Tuesday, August 2, 2011

The World According to the Tea Partiers and The View

Some time ago, I scoffed at the possible influence of a bunch of elderly, middle-aged, often over-weight Americans wearing faux 18th Century costumes and waving American flags. They carried ridiculous signs declaring that granny was being shipped to a home or even worse, thanks to our monstrously over-extended Godzilla of a government. Their major theme was the gross indignity of having to pay taxes for government services. I wanted to ask if they were so independent that they wanted no repairs to roads, no traffic lights, no national parks, no free admissions to the National Gallery...well, you get my drift.

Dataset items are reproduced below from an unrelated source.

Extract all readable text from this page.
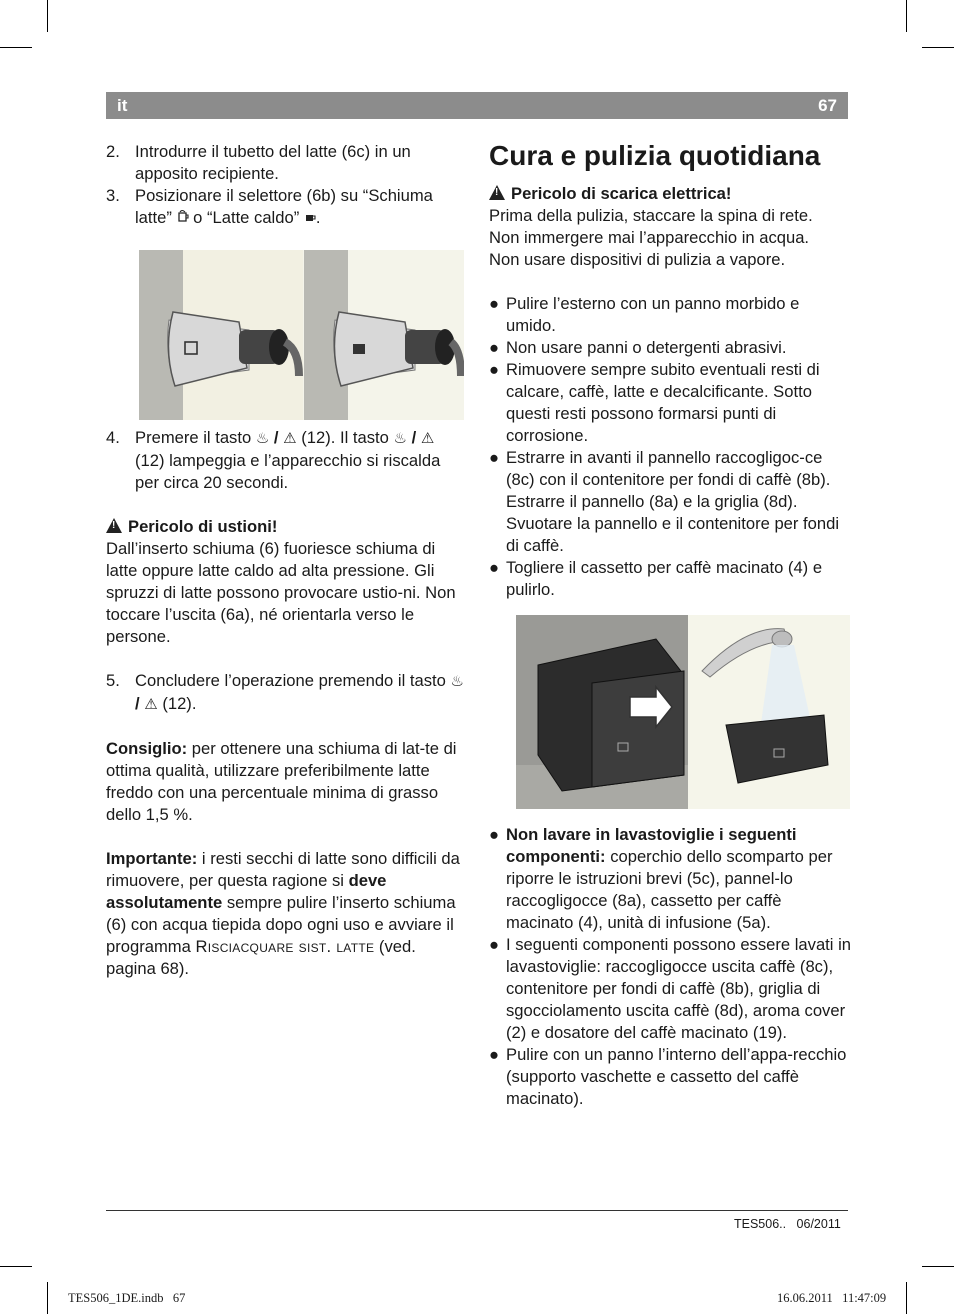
it	67
2. Introdurre il tubetto del latte (6c) in un apposito recipiente.
3. Posizionare il selettore (6b) su “Schiuma latte” o “Latte caldo” .
4. Premere il tasto ♨ / ⚠ (12). Il tasto ♨ / ⚠ (12) lampeggia e l’apparecchio si riscalda per circa 20 secondi.

!Pericolo di ustioni!

Dall’inserto schiuma (6) fuoriesce schiuma di latte oppure latte caldo ad alta pressione. Gli spruzzi di latte possono provocare ustio-ni. Non toccare l’uscita (6a), né orientarla verso le persone.

5. Concludere l’operazione premendo il tasto ♨ / ⚠ (12).

Consiglio: per ottenere una schiuma di lat-te di ottima qualità, utilizzare preferibilmente latte freddo con una percentuale minima di grasso dello 1,5 %.

Importante: i resti secchi di latte sono difficili da rimuovere, per questa ragione si deve assolutamente sempre pulire l’inserto schiuma (6) con acqua tiepida dopo ogni uso e avviare il programma Risciacquare sist. latte (ved. pagina 68).

Cura e pulizia quotidiana

!Pericolo di scarica elettrica!

Prima della pulizia, staccare la spina di rete.

Non immergere mai l’apparecchio in acqua.

Non usare dispositivi di pulizia a vapore.

● Pulire l’esterno con un panno morbido e umido.
● Non usare panni o detergenti abrasivi.
● Rimuovere sempre subito eventuali resti di calcare, caffè, latte e decalcificante. Sotto questi resti possono formarsi punti di corrosione.
● Estrarre in avanti il pannello raccogligoc-ce (8c) con il contenitore per fondi di caffè (8b). Estrarre il pannello (8a) e la griglia (8d). Svuotare la pannello e il contenitore per fondi di caffè.
● Togliere il cassetto per caffè macinato (4) e pulirlo.
● Non lavare in lavastoviglie i seguenti componenti: coperchio dello scomparto per riporre le istruzioni brevi (5c), pannel-lo raccogligocce (8a), cassetto per caffè macinato (4), unità di infusione (5a).
● I seguenti componenti possono essere lavati in lavastoviglie: raccogligocce uscita caffè (8c), contenitore per fondi di caffè (8b), griglia di sgocciolamento uscita caffè (8d), aroma cover (2) e dosatore del caffè macinato (19).
● Pulire con un panno l’interno dell’appa-recchio (supporto vaschette e cassetto del caffè macinato).
TES506.. 06/2011
TES506_1DE.indb   67	16.06.2011   11:47:09
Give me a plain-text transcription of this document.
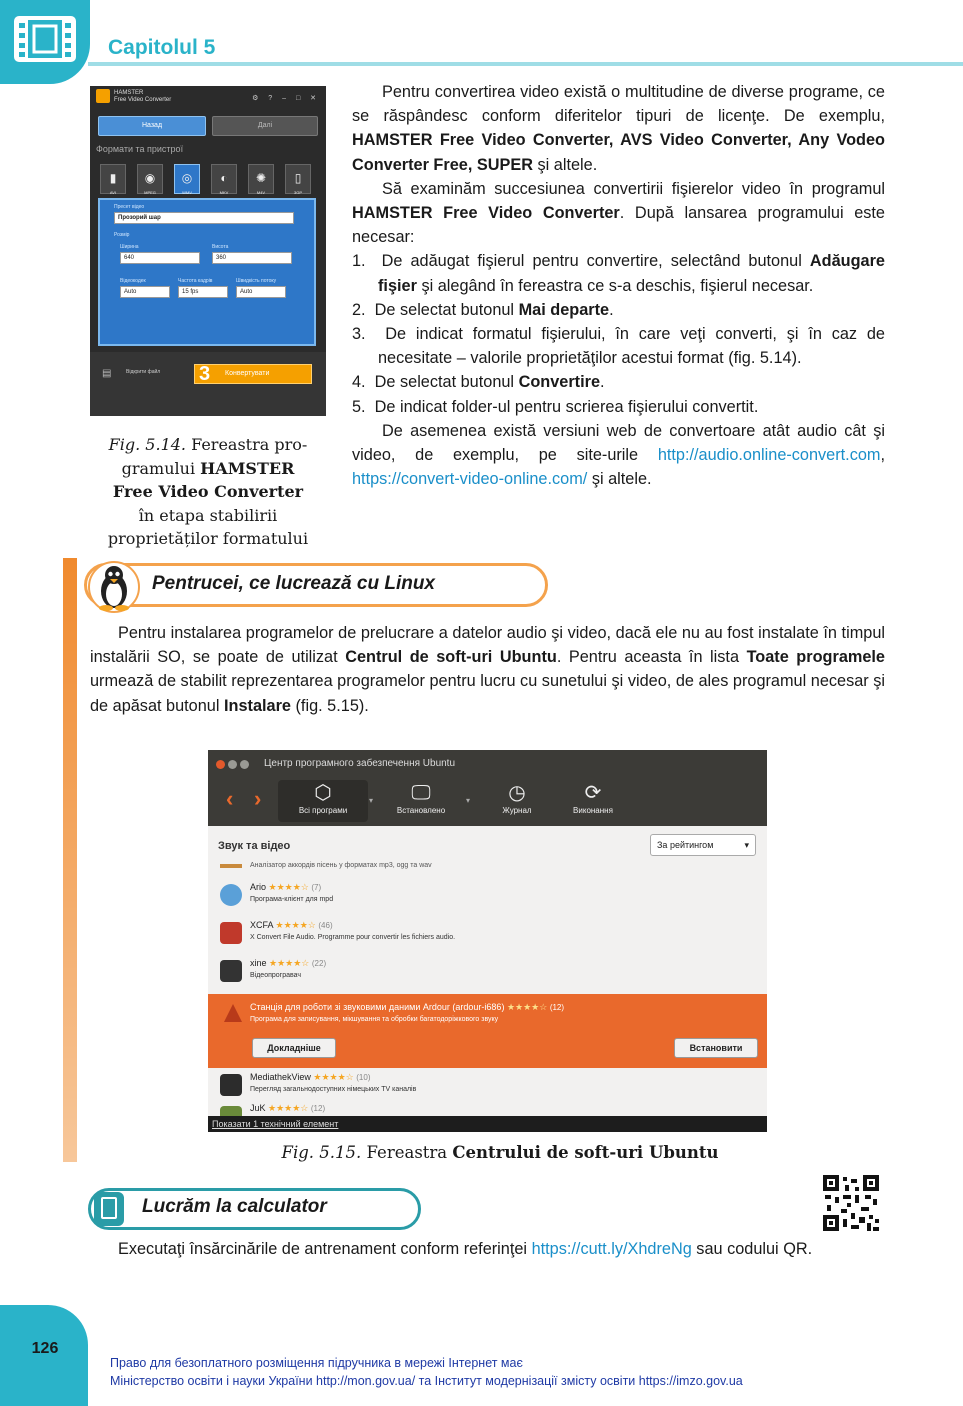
Capitolul 5
HAMSTER
Free Video Converter	⚙ ? – □ ✕
Назад	Далі
Формати та пристрої
▮
AVI
◉
MPEG
◎
WMV
◐
MKV
✺
M4V
▯
3GP
Пресет відео
Прозорий шар
Розмір
Ширина
640
Висота
360
Відеокодек
Auto
Частота кадрів
15 fps
Швидкість потоку
Auto
▤	Відкрити файл 3 Конвертувати
Fig. 5.14. Fereastra pro-
gramului HAMSTER
Free Video Converter
în etapa stabilirii
proprietăților formatului

Pentru convertirea video există o multitudine de diverse programe, ce se răspândesc conform diferitelor tipuri de licenţe. De exemplu, HAMSTER Free Video Converter, AVS Video Converter, Any Vodeo Converter Free, SUPER şi altele.

Să examinăm succesiunea convertirii fişierelor video în programul HAMSTER Free Video Converter. După lansarea programului este necesar:

1. De adăugat fişierul pentru convertire, selectând butonul Adăugare fişier şi alegând în fereastra ce s-a deschis, fişierul necesar.

2. De selectat butonul Mai departe.

3. De indicat formatul fişierului, în care veţi converti, şi în caz de necesitate – valorile proprietăţilor acestui format (fig. 5.14).

4. De selectat butonul Convertire.

5. De indicat folder-ul pentru scrierea fişierului convertit.

De asemenea există versiuni web de convertoare atât audio cât şi video, de exemplu, pe site-urile http://audio.online-convert.com, https://convert-video-online.com/ şi altele.

Pentrucei, ce lucrează cu Linux

Pentru instalarea programelor de prelucrare a datelor audio şi video, dacă ele nu au fost instalate în timpul instalării SO, se poate de utilizat Centrul de soft-uri Ubuntu. Pentru aceasta în lista Toate programele urmează de stabilit reprezentarea programelor pentru lucru cu sunetului şi video, de ales programul necesar şi de apăsat butonul Instalare (fig. 5.15).

Центр програмного забезпечення Ubuntu
‹ ›	⬡
Всі програми
▾	🖵
Встановлено
▾	◷
Журнал
⟳
Виконання
Звук та відео	За рейтингом	▾
Аналізатор аккордів пісень у форматах mp3, ogg та wav
Ario ★★★★☆ (7)
Програма-клієнт для mpd
XCFA ★★★★☆ (46)
X Convert File Audio. Programme pour convertir les fichiers audio.
xine ★★★★☆ (22)
Відеопрогравач
Станція для роботи зі звуковими даними Ardour (ardour-i686) ★★★★☆ (12)
Програма для записування, мікшування та обробки багатодоріжкового звуку
Докладніше	Встановити
MediathekView ★★★★☆ (10)
Перегляд загальнодоступних німецьких TV каналів
JuK ★★★★☆ (12)
Показати 1 технічний елемент
Fig. 5.15. Fereastra Centrului de soft-uri Ubuntu
Lucrăm la calculator

Executaţi însărcinările de antrenament conform referinţei https://cutt.ly/XhdreNg sau codului QR.

126
Право для безоплатного розміщення підручника в мережі Інтернет має
Міністерство освіти і науки України http://mon.gov.ua/ та Інститут модернізації змісту освіти https://imzo.gov.ua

My favorite moment in their diatribes came when one silly woman screamed, "Don't touch my social security!" These Tea Partiers had the timidity to compare themselves to the "patriots" who protested the English Tea Tax in 1773. But, I was so wrong, as can be evidenced by cowardly crumbling of the Republican Party, especially in the House.

Its slick and over-tanned chief negotiator, John Boehner almost convinced us and his party that he was working well with President Obama to come up with a reasonable debt-ceiling deal. We know how that worked out and we know why. For some inexplicable reason, the Tea Party has managed to bring the House to a stand-still. This next of vipers has dumped Boehner and followed an even bigger slime-ball, Eric Cantor. All of this would be amusing if it were not so dangerous to millions of people who don't have proper housing, jobs, health care, and lives. The next year will be more than interesting. It will be a battle between rational thinking and extreme reactionism. I shudder to think what may happen.

Another note of silliness and pessimism. Several days a week I go to my re-hab center and walk on the treadmill. I take my ear buds and a book, but I am still accosted by a group of five out-spoken women who seem to have an opinion on everything from Obama to who's sleeping with who and how much alimony is not being paid to the rich trophy wife. Yes, my treadmill faces two television sets, both showing ABC's THE VIEW, a hot air bonanza featuring former actress Whoopi Goldberg, former journalist Barbara Walters, talk show host Joy Behar (the best of the group, not necessarily a good thing), Elisabeth Hasselbeck (resident blonde), and Sherri Shepherd who seems to be there to fill up space.

With leaders like McConnell, Boehner, Cantor, Sen. Paul, and commentators like the gals on The View, we are drawn further and further into a quagmire of misinformation and rascals. Where is Mark Twain when we need him?